16 aprile 2013 - 16:29

La Corte di cassazione - Sezione II penale – ha emesso una sentenza secondo la quale è punibile per esercizio abusivo dell’attività di gioco e per scommesse clandestine l’intermediario di una società straniera, abilitata nel proprio paese, che opera in Italia senza la prescritta autorizzazione. La sentenza prende le mosse dal ricorso presentato da alcuni centri di raccolta che operavano in Italia per conto di una società austriaca.

Scritto da Sm

"Proprio sulla scorta di quanto stabilito dalla Corte Europea di giustizia e dalla Corte di Cassazione, doveva confermarsi che l'attività posta in essere dagli imputati violava le disposizioni dettate in materia, perchè nessuna concessione e nessuna autorizzazione erano state chieste all'autorità italiana per effettuare la raccolta di scommesse nel territorio dello Stato".
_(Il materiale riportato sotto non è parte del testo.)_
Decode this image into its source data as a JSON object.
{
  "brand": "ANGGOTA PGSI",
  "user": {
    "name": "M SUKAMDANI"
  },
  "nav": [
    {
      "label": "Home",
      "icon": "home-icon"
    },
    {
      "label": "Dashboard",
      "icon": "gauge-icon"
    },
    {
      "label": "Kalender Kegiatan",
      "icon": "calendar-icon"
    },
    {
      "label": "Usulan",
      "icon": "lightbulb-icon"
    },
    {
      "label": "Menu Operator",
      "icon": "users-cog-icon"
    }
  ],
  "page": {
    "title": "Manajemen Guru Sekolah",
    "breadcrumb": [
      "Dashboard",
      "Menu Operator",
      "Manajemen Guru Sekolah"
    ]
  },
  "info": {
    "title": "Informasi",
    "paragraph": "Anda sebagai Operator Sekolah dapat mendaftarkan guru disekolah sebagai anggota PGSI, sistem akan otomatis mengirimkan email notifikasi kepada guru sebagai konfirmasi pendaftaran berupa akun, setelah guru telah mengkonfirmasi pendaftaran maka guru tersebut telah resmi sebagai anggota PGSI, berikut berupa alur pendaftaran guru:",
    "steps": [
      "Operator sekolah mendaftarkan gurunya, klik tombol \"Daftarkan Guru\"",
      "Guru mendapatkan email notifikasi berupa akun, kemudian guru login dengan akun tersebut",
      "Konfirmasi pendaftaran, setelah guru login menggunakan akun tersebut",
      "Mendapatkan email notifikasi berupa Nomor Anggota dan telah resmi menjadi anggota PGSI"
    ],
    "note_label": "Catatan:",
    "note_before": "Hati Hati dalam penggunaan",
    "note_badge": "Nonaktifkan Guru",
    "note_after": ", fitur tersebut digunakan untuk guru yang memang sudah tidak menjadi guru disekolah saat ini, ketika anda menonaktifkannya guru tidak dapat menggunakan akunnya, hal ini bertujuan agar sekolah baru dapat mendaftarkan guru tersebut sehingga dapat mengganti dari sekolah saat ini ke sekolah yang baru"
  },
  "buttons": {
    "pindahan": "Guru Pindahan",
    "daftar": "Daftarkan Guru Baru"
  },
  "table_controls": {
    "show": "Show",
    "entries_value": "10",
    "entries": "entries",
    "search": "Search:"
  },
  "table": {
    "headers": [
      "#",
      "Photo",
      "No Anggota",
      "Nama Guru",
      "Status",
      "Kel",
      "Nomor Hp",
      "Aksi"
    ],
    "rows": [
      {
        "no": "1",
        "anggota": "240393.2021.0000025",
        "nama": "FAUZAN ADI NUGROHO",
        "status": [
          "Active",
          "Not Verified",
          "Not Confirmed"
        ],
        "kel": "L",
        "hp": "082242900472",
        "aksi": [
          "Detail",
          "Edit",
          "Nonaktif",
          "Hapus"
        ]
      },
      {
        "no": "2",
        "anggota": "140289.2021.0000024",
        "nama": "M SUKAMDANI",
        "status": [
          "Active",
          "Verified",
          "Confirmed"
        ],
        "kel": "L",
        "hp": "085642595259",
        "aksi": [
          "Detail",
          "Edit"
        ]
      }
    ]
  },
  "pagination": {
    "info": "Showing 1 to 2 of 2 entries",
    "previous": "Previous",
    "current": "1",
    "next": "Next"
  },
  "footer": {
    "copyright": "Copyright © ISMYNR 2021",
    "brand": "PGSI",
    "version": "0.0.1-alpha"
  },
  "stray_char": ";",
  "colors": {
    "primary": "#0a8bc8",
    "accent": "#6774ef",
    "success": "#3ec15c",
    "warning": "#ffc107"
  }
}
I PRINCIPI  - In particolare, secondo i giudici "non può essere condiviso" l'assunto che si fonda sulla premessa che "l'intermediario che agisce in Italia per conto di un bookmaker estero non deve richiedere la licenza (ex. art 88 del Tulps) allorché il delegante sia munito di regolari titoli abilitativi nel Paese di origine, in quanto il preventivo rilascio dell'autorizzazione di polizia costituirebbe una limitazione del diritto di stbilimento". In primis, perché non supportato dalla giurisprudenza della stessa Corte, e inoltre perché viene contraddetto da precedenti sentenze.
Fermi restando i principi più volte ribaditi dalla Corte Ue sulla legittimità delle restizioni monopolistiche, "la sentenza Placanica e le altre che l'hanno preceduta non affermano assolutamente che l'intermediario debba essere dispensato da qualsiasi controllo allorché il delegante sia munito nel Paese di origine di titoli abilitativi idonei". In più, "la normativa interna che prevedeva e prevede per l'attività di raccolta scommesse non solo il previo rilascio di una concessione, ma anche di un'autorizzazione di publbica sicurezza, non è stata in passato ritenuta in contrasto con il diritto comunicario oer la richiesta del doppio titolo abilitativo, in quanto tale, ma per le concrete modalità applicative, ritenute in alcuni casi discriminatorie". Per esempio, specificano i giudici, "allorché si è impedito a società di capitali di partecipare alle gare per l'assegnazione delle concessioni per l'anonimità delle aziono o si è negata all'intermediario l'autorizzazione di cui all'rticolo 88 solo perché il delegante non aveva potuto partecipare alla gara".
E nel caso in esame la Corte ha rilevato che la licenza di Pubblica sicurezza non era nemmeno mai stata richiesta.